Dans un petit nombre de cas, les étudiants ont participé à des groupes mixtes au point de vue linguistique (p. ex., un groupe tenu en français, dans une école d'immersion en français, comprenait des francophones et des anglophones). Ils ont dit avoir trouvé frustrant et difficile de travailler dans l'« autre » langue, en particulier lorsqu'il s'agissait de participer à des discussions ouvertes et de comprendre de la documentation complexe.
Suggestions pour améliorer la diversité des groupes :
Leçons retenues au sujet de l'établissement du calendrier des séances duprogramme V100F :
Le programme pilote offrait toute la latitude voulue en ce qui a trait à l'établissement du calendrier, et les animateurs ont eu recours à un vaste éventail de formules afin de faciliter la participation des étudiants au programme dans la mesure du possible. Chacune des options comporte des avantages et des désavantages, que nous résumons ci-dessous.

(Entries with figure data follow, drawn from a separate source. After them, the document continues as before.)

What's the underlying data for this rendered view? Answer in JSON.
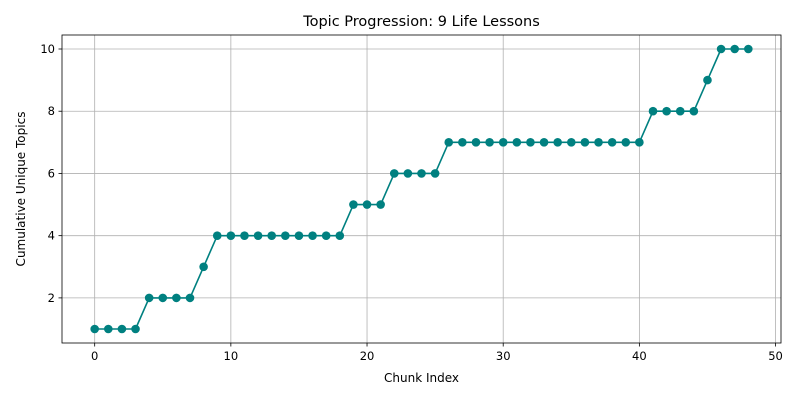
{
  "chart_data": {
    "type": "line",
    "title": "Topic Progression: 9 Life Lessons",
    "xlabel": "Chunk Index",
    "ylabel": "Cumulative Unique Topics",
    "xlim": [
      -2.4,
      50.4
    ],
    "ylim": [
      0.55,
      10.45
    ],
    "xticks": [
      0,
      10,
      20,
      30,
      40,
      50
    ],
    "yticks": [
      2,
      4,
      6,
      8,
      10
    ],
    "grid": true,
    "color": "#008080",
    "marker": "circle",
    "series": [
      {
        "x": [
          0,
          1,
          2,
          3,
          4,
          5,
          6,
          7,
          8,
          9,
          10,
          11,
          12,
          13,
          14,
          15,
          16,
          17,
          18,
          19,
          20,
          21,
          22,
          23,
          24,
          25,
          26,
          27,
          28,
          29,
          30,
          31,
          32,
          33,
          34,
          35,
          36,
          37,
          38,
          39,
          40,
          41,
          42,
          43,
          44,
          45,
          46,
          47,
          48
        ],
        "values": [
          1,
          1,
          1,
          1,
          2,
          2,
          2,
          2,
          3,
          4,
          4,
          4,
          4,
          4,
          4,
          4,
          4,
          4,
          4,
          5,
          5,
          5,
          6,
          6,
          6,
          6,
          7,
          7,
          7,
          7,
          7,
          7,
          7,
          7,
          7,
          7,
          7,
          7,
          7,
          7,
          7,
          8,
          8,
          8,
          8,
          9,
          10,
          10,
          10
        ]
      }
    ]
  }
}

Le groupe se réunit à l'heure du déjeuner : les séances durent de 45 minutes à une heure et le déjeuner est fourni; ou elles durent moins d'une heure, afin que les étudiants aient le temps de se rendre à leur prochain cours ou de déjeuner au préalable.
Avantage : la séance est intégrée à la période scolaire; les étudiants ne perdent pas de temps de classe; les membres d'un groupe d'amis ayant le même horaire peuvent rester ensemble; le fait de prendre des repas ensemble favorise la création de liens.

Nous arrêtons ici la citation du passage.